In previous study you explored the implications of a range of negative and positive feedback processes that operate in concert to either undermine or sustain various interlinked social, economic and ecological subsystems. However, these implications are drawn from your personal ‘mental’ models, and previous resources have highlighted how these are severely limited by our information processing and storage capacities. Computer-based predictions of the behaviour of complex systems are now at the centre of many decision-making processes. Intuition is an important and under-rated way of thinking about complexity, but it can be misleading when trying to understand or predict the dynamic behaviours of complex systems. So, while developing verbal and/or visual models (such as the diagrams developed in earlier activities) to predict complex system behaviour can communicate useful insights, we can’t rely solely on them. Many systems practitioners see the identification of system purpose, boundaries, the clarification of qualitative relationships between system components, and the isolation of feedback loops, as only the first steps in a comprehensive systems approach.

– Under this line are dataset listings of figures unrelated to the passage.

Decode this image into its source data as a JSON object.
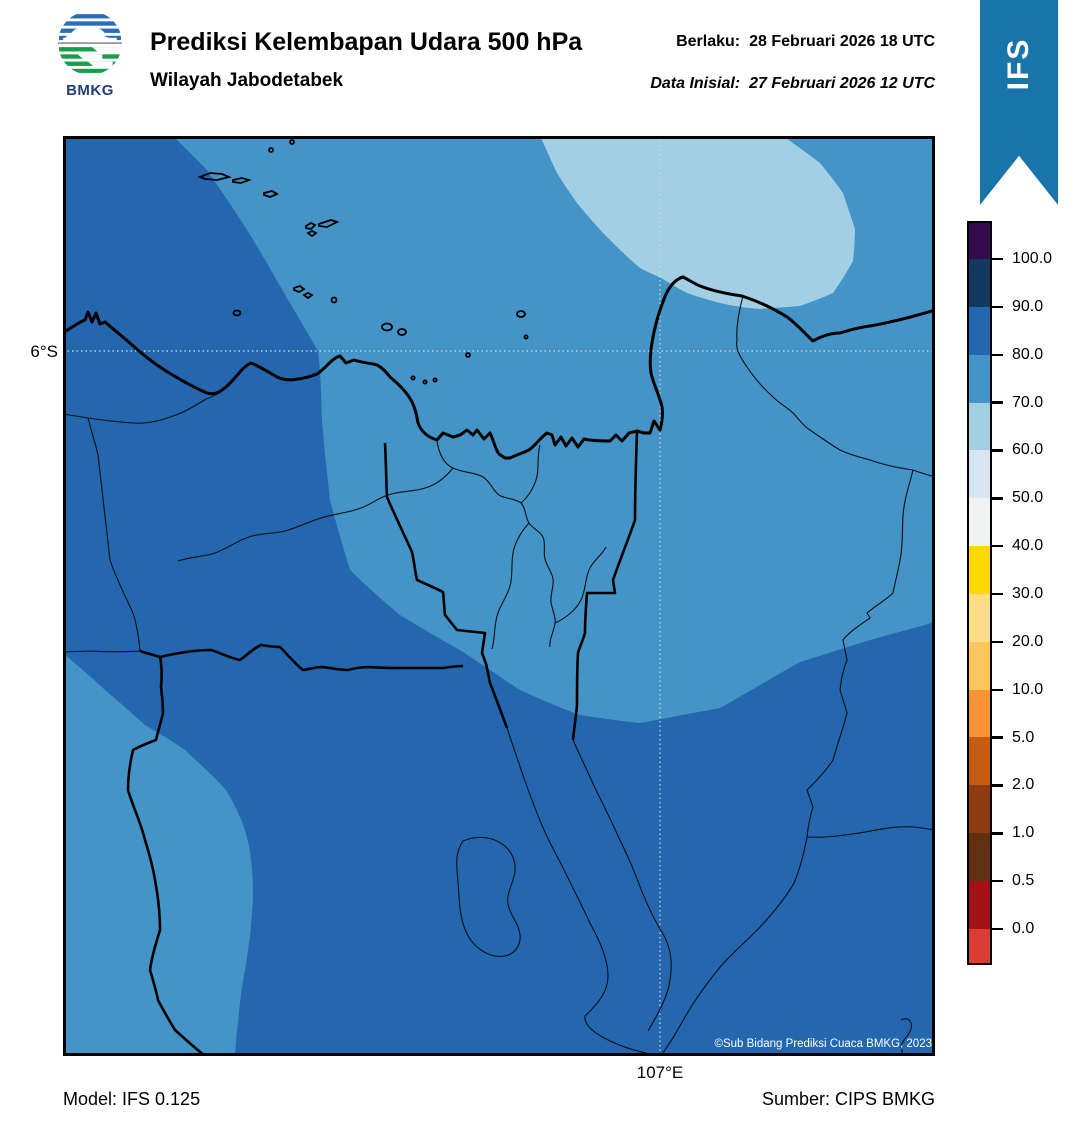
{
  "header": {
    "logo_text": "BMKG",
    "title": "Prediksi Kelembapan Udara 500 hPa",
    "subtitle": "Wilayah Jabodetabek",
    "valid_label": "Berlaku:",
    "valid_value": "28 Februari 2026 18 UTC",
    "init_label": "Data Inisial:",
    "init_value": "27 Februari 2026 12 UTC",
    "ribbon_text": "IFS"
  },
  "map": {
    "lat_label": "6°S",
    "lon_label": "107°E",
    "copyright": "©Sub Bidang Prediksi Cuaca BMKG, 2023"
  },
  "footer": {
    "model": "Model: IFS 0.125",
    "source": "Sumber: CIPS BMKG"
  },
  "colors": {
    "ribbon": "#1874a9",
    "dark": "#2467ae",
    "steel": "#4594c7",
    "light": "#a2cfe3",
    "grid": "#d8d8d8"
  },
  "colorbar": {
    "ticks": [
      "100.0",
      "90.0",
      "80.0",
      "70.0",
      "60.0",
      "50.0",
      "40.0",
      "30.0",
      "20.0",
      "10.0",
      "5.0",
      "2.0",
      "1.0",
      "0.5",
      "0.0"
    ],
    "segments": [
      "#330a4c",
      "#14395f",
      "#2467ae",
      "#4594c7",
      "#a2cfe3",
      "#d8e6f2",
      "#f1f2f2",
      "#ffd800",
      "#fcdd8a",
      "#fbc55f",
      "#f79438",
      "#c45c12",
      "#8c3c10",
      "#613010",
      "#a21217",
      "#d93e33"
    ]
  },
  "chart_data": {
    "type": "heatmap",
    "title": "Prediksi Kelembapan Udara 500 hPa",
    "region": "Wilayah Jabodetabek",
    "variable": "Relative humidity at 500 hPa (%)",
    "valid_time": "28 Februari 2026 18 UTC",
    "initial_time": "27 Februari 2026 12 UTC",
    "model": "IFS 0.125",
    "source": "CIPS BMKG",
    "scale_ticks": [
      100.0,
      90.0,
      80.0,
      70.0,
      60.0,
      50.0,
      40.0,
      30.0,
      20.0,
      10.0,
      5.0,
      2.0,
      1.0,
      0.5,
      0.0
    ],
    "gridlines": {
      "latitude": "6°S",
      "longitude": "107°E"
    },
    "filled_regions": [
      {
        "value_range": "80-90 %",
        "area": "western strip and entire southern half of domain"
      },
      {
        "value_range": "70-80 %",
        "area": "central and northeastern area incl. Jakarta, coastal sea, Bekasi-Karawang"
      },
      {
        "value_range": "60-70 %",
        "area": "elliptical patch over the sea at top center-right"
      },
      {
        "value_range": "70-80 %",
        "area": "small patch in the southwest corner"
      }
    ]
  }
}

Comprehensive investigations can therefore include the development of dynamic mathematical models of the system under scrutiny.

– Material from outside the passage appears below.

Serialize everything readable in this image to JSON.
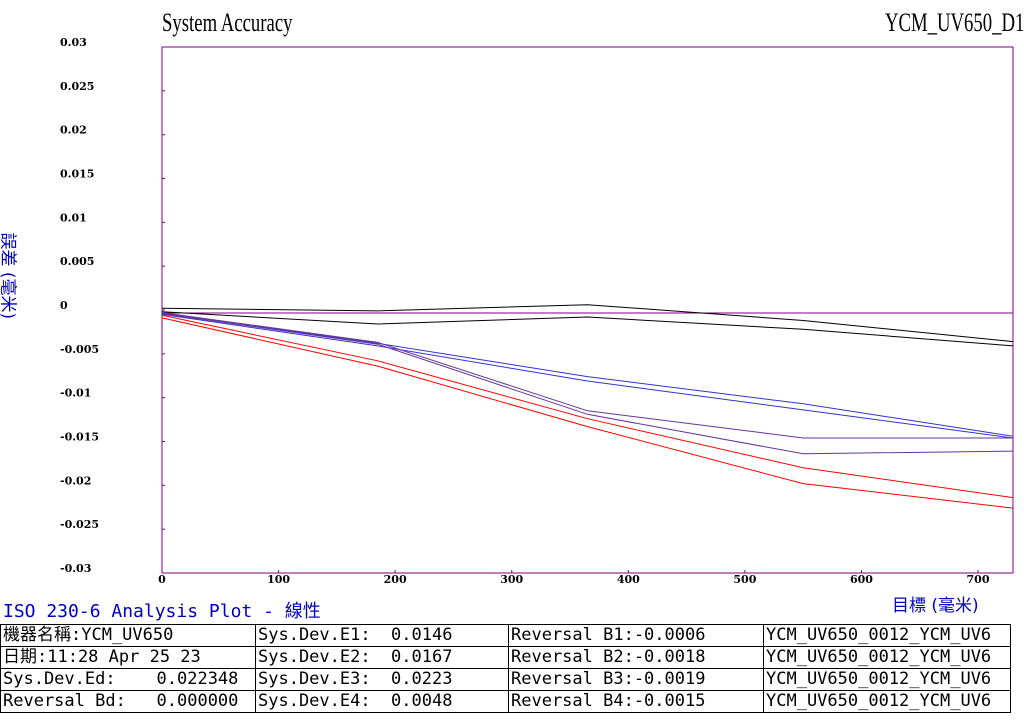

In this course, you will explore several system dynamics models to understand the behaviour of dynamic, non-linear complex systems as outlined in Readings 5.1 and 5.2. The initial activities within this section will build on your understanding of the concepts presented in the previous section’s readings, particularly positive and negative feedback. The phenomena described in Readings 5.1 and 5.2 emerge out of the behaviour of positive and negative feedback interactions. The complex behaviour of many systems may seem initially impossible to interpret rationally. Yet, it is often possible to gain insights into these systems by isolating a limited number of feedback relationships which combine to create seemingly unpredictable behaviours over time.
The final resource, Reading 5.3, makes a case for the use of computer-based models when exploring complex systems.